Nel corso dei secoli, però, tali increspature, che pure hanno degli effetti generali, si incontrano con movimenti profondi, millenari, che contribuiscono a definire i caratteri di civiltà di una area geografica, e con questi interagiscono e, nel lungo periodo, si fondono. Si tratta, insomma della storia di lunga durata di Braudel.

Dare un senso alla storia, significa riprendere la lunga durata, convinti che solo in questo modo siamo in grado di comprendere in pieno il passato e, quindi, il presente.

 

Viet Nam e senso della storia

Nel 1968 la Einaudi pubblicò un libro, curato da Enrica Collotti Pischel, dal titolo Il Vietnam vincerà: politica, strategia, organizzazione. Il testo, oltre a contenere un evidente auspicio, coglieva un aspetto storico, evidentemente sottovalutato dagli statunitensi allora, e dai francesi prima: dopo l’occupazione millenaria cinese (111 a.C.-938 d.C.), mai nessuno è riuscito a sconfiggere, nel loro territorio, i vietnamiti. Addirittura i mongoli, geniali e formidabili combattenti, dovettero, nel 1288, rinunciare all’idea di invadere l’allora regno Dai Viet[10]. La compianta Enrica Collotti Pischel, e tutti coloro che collaborarono a quell’opera, vedevano nella storia del Viet Nam la chiave per comprendere il conflitto di allora e, dopo uno studio rigoroso, arrivarono alla conclusione che gli statunitensi sarebbero stati sconfitti.

Naturalmente, su quella sconfitta vi fu sia il peso del fattore internazionale (esistenza di un vasto fronte antimperialista capeggiato dall’URSS e dalla Cina, ingente invio di aiuti, nascita di un “fronte interno” per la pace sia in Europa che negli Stati Uniti) sia il peso di fattori interni (elaborazione di una strategia politica e militare vincente da parte della Repubblica Democratica del Viet Nam, errori politici e militari sia degli americani che dei francesi). Ogni singola concausa meriterebbe ben altra attenzione, ma le si prendano in questa sede con beneficio d’inventario e solamente a titolo d’esempio.

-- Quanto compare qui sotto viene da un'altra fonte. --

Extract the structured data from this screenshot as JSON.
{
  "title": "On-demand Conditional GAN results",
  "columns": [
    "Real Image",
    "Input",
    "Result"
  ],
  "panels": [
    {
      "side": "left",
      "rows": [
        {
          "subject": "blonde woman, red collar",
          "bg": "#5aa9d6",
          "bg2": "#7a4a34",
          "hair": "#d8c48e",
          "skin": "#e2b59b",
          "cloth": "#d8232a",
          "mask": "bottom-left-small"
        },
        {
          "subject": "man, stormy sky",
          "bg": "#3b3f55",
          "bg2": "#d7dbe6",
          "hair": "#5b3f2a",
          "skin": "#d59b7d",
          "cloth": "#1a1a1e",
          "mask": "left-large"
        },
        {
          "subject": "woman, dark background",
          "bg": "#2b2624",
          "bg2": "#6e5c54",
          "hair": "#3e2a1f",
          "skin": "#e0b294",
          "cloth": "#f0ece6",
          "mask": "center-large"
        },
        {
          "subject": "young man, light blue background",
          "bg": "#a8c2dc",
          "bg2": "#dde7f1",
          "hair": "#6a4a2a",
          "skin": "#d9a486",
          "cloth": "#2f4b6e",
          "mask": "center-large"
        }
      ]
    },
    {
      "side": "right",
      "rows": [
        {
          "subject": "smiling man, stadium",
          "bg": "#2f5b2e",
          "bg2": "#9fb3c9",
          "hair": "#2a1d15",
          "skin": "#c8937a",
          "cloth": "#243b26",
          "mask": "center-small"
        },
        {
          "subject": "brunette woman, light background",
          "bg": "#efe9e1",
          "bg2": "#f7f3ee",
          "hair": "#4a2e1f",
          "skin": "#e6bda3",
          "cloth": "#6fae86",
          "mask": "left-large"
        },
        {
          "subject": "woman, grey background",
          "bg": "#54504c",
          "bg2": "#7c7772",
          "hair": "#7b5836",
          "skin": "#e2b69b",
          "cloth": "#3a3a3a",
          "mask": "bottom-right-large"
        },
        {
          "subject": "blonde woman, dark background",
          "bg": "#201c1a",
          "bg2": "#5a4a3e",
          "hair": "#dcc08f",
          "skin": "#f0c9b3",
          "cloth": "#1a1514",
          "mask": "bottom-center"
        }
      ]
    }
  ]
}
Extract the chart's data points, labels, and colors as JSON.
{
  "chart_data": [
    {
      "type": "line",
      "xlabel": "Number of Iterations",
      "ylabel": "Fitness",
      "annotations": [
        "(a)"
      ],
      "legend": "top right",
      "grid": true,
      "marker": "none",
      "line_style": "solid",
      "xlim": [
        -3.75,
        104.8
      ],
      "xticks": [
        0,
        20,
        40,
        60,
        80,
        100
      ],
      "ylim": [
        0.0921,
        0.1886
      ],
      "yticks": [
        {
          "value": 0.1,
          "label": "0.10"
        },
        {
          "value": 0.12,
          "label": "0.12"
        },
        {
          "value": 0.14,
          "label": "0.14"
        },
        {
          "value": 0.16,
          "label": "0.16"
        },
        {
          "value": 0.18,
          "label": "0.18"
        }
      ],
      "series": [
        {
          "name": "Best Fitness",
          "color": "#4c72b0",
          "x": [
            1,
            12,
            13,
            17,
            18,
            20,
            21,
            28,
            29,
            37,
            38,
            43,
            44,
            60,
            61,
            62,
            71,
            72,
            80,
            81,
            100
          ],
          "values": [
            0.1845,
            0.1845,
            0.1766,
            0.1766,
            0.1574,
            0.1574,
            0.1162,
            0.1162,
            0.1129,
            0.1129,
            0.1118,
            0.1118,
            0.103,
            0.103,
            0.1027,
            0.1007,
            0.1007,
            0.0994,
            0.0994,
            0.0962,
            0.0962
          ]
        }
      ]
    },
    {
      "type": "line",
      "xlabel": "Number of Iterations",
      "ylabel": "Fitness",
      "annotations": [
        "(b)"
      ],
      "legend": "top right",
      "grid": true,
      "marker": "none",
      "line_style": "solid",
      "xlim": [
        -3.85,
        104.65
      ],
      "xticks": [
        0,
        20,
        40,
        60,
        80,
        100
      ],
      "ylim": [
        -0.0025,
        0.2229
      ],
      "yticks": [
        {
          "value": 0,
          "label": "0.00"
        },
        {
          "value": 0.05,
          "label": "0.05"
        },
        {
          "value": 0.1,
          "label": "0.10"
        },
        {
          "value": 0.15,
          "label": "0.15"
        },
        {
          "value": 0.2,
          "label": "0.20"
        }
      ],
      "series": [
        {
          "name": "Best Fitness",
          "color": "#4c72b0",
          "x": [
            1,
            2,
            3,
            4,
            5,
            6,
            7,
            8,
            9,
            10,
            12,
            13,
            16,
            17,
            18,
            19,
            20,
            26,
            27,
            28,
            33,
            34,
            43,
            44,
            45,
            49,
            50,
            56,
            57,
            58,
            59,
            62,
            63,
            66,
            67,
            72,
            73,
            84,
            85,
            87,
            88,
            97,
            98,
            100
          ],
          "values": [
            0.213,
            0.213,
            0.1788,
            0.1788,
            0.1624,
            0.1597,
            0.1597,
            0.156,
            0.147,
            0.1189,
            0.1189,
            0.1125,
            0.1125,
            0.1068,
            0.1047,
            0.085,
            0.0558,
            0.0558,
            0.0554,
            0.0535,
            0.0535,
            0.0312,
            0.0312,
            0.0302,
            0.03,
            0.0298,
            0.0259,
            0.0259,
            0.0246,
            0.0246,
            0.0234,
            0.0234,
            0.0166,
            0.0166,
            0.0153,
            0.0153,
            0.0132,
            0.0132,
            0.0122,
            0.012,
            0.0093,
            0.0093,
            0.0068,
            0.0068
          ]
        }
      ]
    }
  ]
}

Non si può fare a meno, però, di rivolgere oggi il pensiero ad un Iraq che, seppure senza un retroterra internazionale e senza appoggi importanti tra gli altri popoli del mondo, escluso il popolo arabo, si oppone con forza ad una occupazione militare, allo stesso tempo assolutamente superiore dal punto di vista della tecnologia militare e assolutamente incapace di controllare il territorio.

I vietnamiti sostengono che la storia, nel loro paese, è nell’aria, che sia cioè presente nelle azioni e nelle riflessioni di tutti i giorni. Probabilmente lo dicono sia a causa della pesantezza della storia recente del paese, sia a causa dell’educazione e dei sistemi di informazione che rimarcano continuamente il passato vicino e lontano del paese. Sicuramente, il Viet Nam, angolo d’Asia, è un luogo privilegiato per indagare l’intreccio della storia di lungo periodo con la storia contemporanea.

L’esempio del libro della Collotti Pischel è, appunto, solamente un esempio. Stein Tønnesson, in un libro pubblicato nel 1991 dal titolo The Vietnamese revolution of 1945: Roosevelt, Ho Chi Minh and de Gaulle in a world at war, tratteggia, in seguito ad una imponente raccolta di materiale, le dinamiche e le ragioni che portarono alla rivoluzione del 1945[11]. Come tanti teorici e storici delle relazioni internazionali, egli vede nei rapporti di forza globali la prima ragione della rivoluzione.

In realtà, le concause, interne ed esterne, di breve e di lungo periodo, che portarono alla rivoluzione dell’agosto del 1945 fanno propendere per un ragionamento più complesso. Nello specifico, il ritorno a capo del Partito Comunista Indocinese di Ho Chi Minh nel 1941 portò alla nascita del Viet Minh e ad una svolta politica e organizzativa dell’azione del partito.

Il Viet Minh fu capace di unire la popolazione, di ergersi a rappresentante di tutta la popolazione, sia attraverso una sapiente politica delle alleanze, sia attraverso la riproposizione di organismi di massa radicati nell’organizzazione di villaggio. Si sfruttarono, infatti, i giap, i xom, i thon per creare gruppi di azione di vicinato, di giovani, di donne etc. Essi erano gruppi d’azione informali presenti da secoli nei villaggi vietnamiti[12]. Si occupavano di sostenere i propri membri, nei momenti di difficoltà economica o quando un particolare evento (festa, raccolto, matrimonio etc.) rendeva necessario l’intervento dei “compari”.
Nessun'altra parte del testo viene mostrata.